O Comitê permanente pura o estudo dos aspectos éticos da reprodução humana da Federação Internacional de Ginecologistas -Obstetras, em 1989, pelo entendimento da maioria de seus membros, considerou que a maternidade de substituição pode ser admitida como uma prática válida em situações muito particulares e raras, mas todo o processo deve ter a aprovação de um Comitê de Ética e manter-se sob estrito controle médico. Alertam para que sejam evitadas situações de exploração das mulheres que, em virtude de suas precárias situações sociais aceitem serem mães substitutas utilizando seu corpo como fonte financeira[12].

 

A Resolução do Conselho Federal de Medicina estabelece validade ética para o procedimento em caso de problema médico que impeça ou contra-indique a gestação na doadora genética. A mãe substituta deverá ser da família da doadora genética, num parentesco de até segundo grau, cabendo aos Conselhos Médicos Regionais a autorização para outras situações[13].

 

A utilização dessa técnica traz o questionamento de saber quem é a mãe verdadeira da criança nascida? A mãe biológica, produtora do óvulo ou aquela responsável pela gestação e pelo parto, a mãe natural?

 

Quem deve ficar com a criança em caso de discordância jurídica em casos concretos? A legislação francesa optou por considerar que é a mãe natural a responsável pela criança. Por sua vez, a jurisprudência americana conduziu a uma solução oposta, pois toma em conta o contrato estabelecido entre os genitores biológicos e a "mãe de aluguel". Acatando o principio da responsabilidade contratual, determina que a criança permaneça com os pais biológicos.

 

Por fim, vale ressaltar que na ausência de regras éticas e jurídicas já definidas e com a ampliação das possibilidades em nosso país para a realização das técnicas de procriação artificial, é imperioso que a sociedade, juntamente com os profissionais de saúde preocupados com a questão ética, conto os juristas, ampliem a discussão e a reflexão sobre o tema e suas conseqüências sociais sobre os direitos das crianças.

 


Notas:

[1] BELANGER, M. Droit international de la santé por les textes. Paris, Berger-lebrault, 1989, p. 304-5.

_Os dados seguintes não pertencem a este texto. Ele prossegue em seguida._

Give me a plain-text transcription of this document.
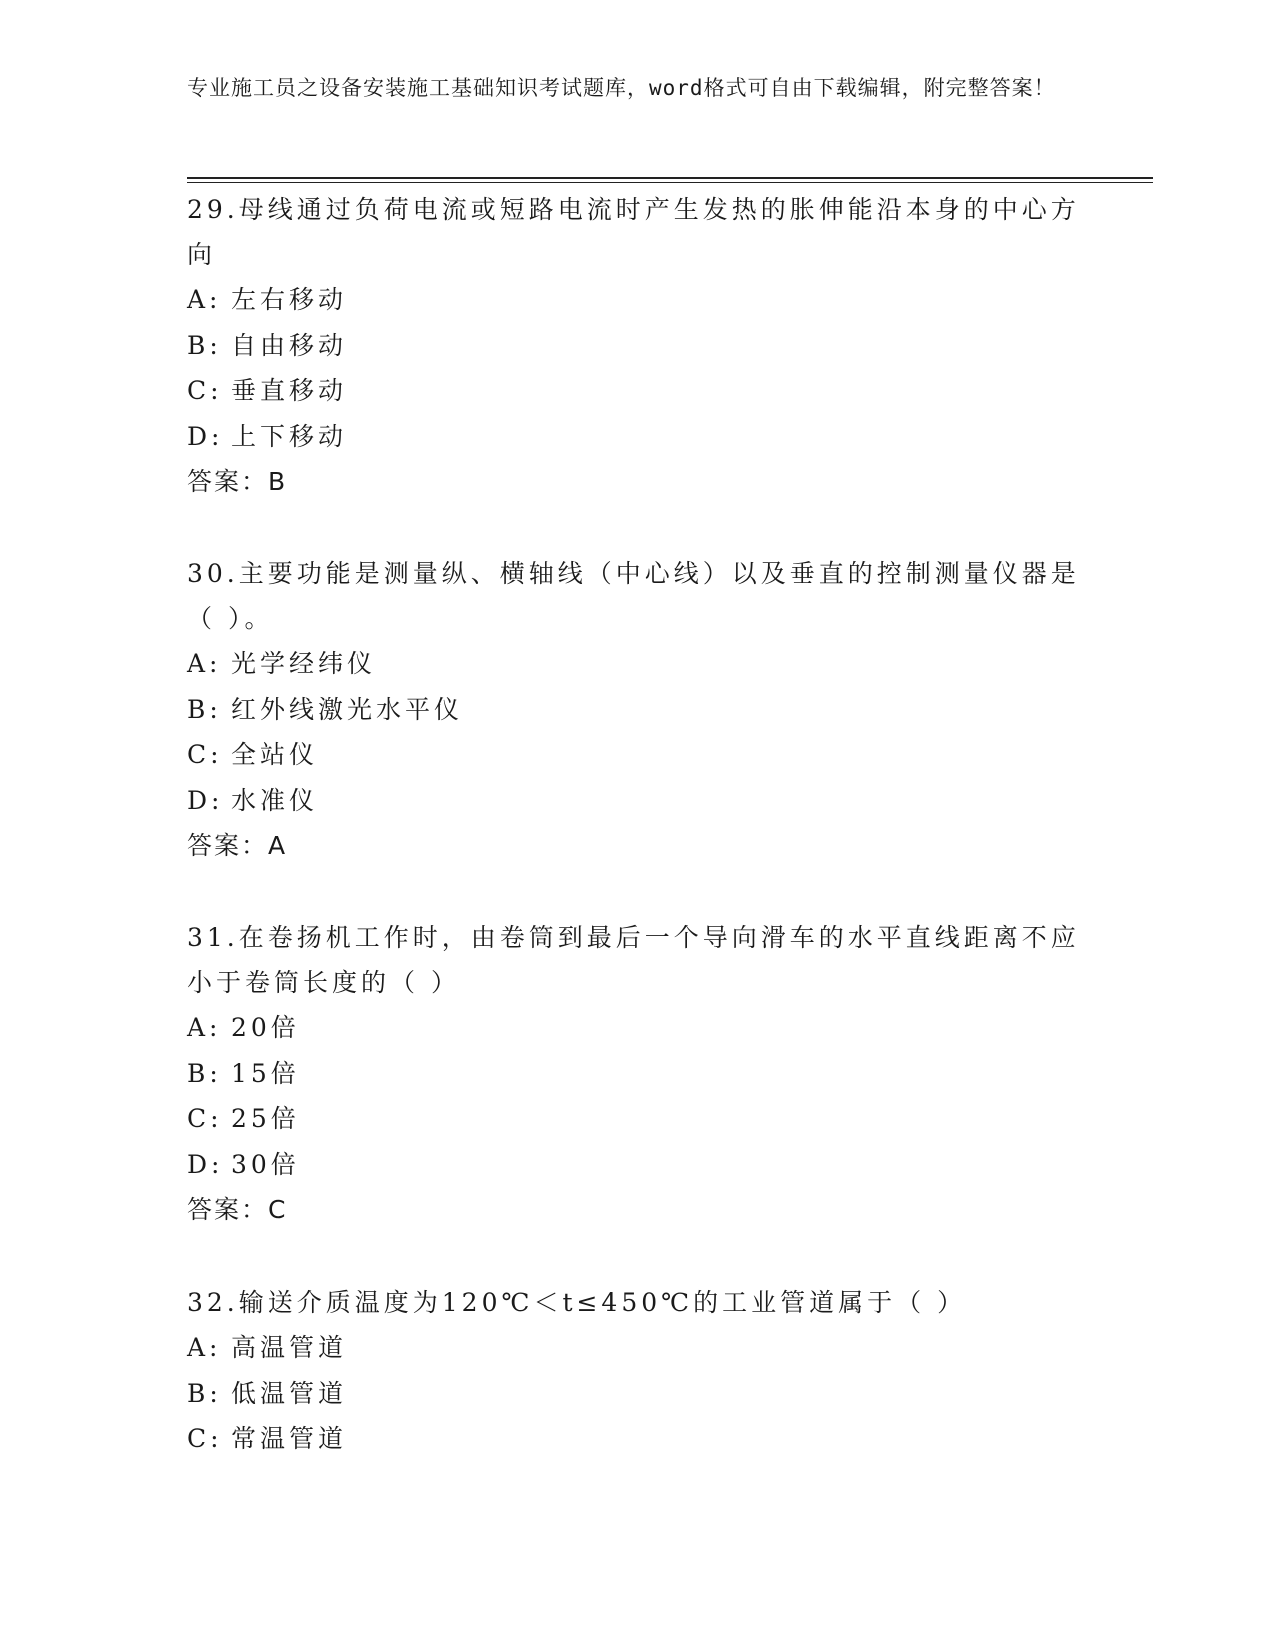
专业施工员之设备安装施工基础知识考试题库，word格式可自由下载编辑，附完整答案！

29.母线通过负荷电流或短路电流时产生发热的胀伸能沿本身的中心方向

A: 左右移动

B: 自由移动

C: 垂直移动

D: 上下移动

答案：B

30.主要功能是测量纵、横轴线（中心线）以及垂直的控制测量仪器是（ ）。

A: 光学经纬仪

B: 红外线激光水平仪

C: 全站仪

D: 水准仪

答案：A

31.在卷扬机工作时，由卷筒到最后一个导向滑车的水平直线距离不应小于卷筒长度的（ ）

A: 20倍

B: 15倍

C: 25倍

D: 30倍

答案：C

32.输送介质温度为120℃＜t≤450℃的工业管道属于（ ）

A: 高温管道

B: 低温管道

C: 常温管道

[2] REVILLARD, M.; REVILLARD, J.  P. Aspects ethiques et juridiques liés à la maitrise de la reproduction. Journal de Médicine Légale. 26 (3): 215-240, 1983.

[3] CALLAHAN, S. The ethical challenge of the new reproductive technology. In MONAGLE, J. F.; THOMASMA, D. C.  ed. Medical Ethnies. Rockville. Aspen Publishers Inc., 1988. p. 26-37.

[4] CONSELHO REGIONAL DE MEDICINA DO ESTADO DE SÃO PAULO. Reprodução assistida: amplo debate. Jornal do CREMESP: 48: 6-7, 1898.

[5] CONSELHO FEDERAL DE MEDICINA. Resolução no 1358/92 de 11.11.92.

[6] SUREAU, C. De l´ethique au droit. Du droit à la pratique. Concours Médical. 110 (3): 3977-3982, 1988.

[7] FOLHA DE SÃO PAULO. Justiça impede mulher de usar os óvulos fertilizados pelo ex-marido, 23 de fevereiro de 1993.

[8] SUREAU, C. Aspects éthiques de la réproduction humaine. Concours médical, 111 (1): 43-45, 1989

[9] FERRAZ, S. Manipulações biológicas e princípios constitucionais: uma introdução. Porto Alegre, Sérgio Antonio Fabris Editor, 1991.

[10] SUREAU, C. De l´ethique au droit. Du droit à la pratique. Concours médical, 110 (3): 3977-3982, 1988.

[11] PESSINI, L.; BARCHIFONTAINE, C. de P. Problemas atuais de bioética. São Paulo: Edições Loyola, 1991, p. 143-144.

[12] SUREAU, C. Aspects éthiques de la réproduction humaine. Concours médical, 111 (1): 43-45, 1989

[13] CONSELHO FEDERAL DE MEDICINA. Resolução no 1358/92 de 11.11.92.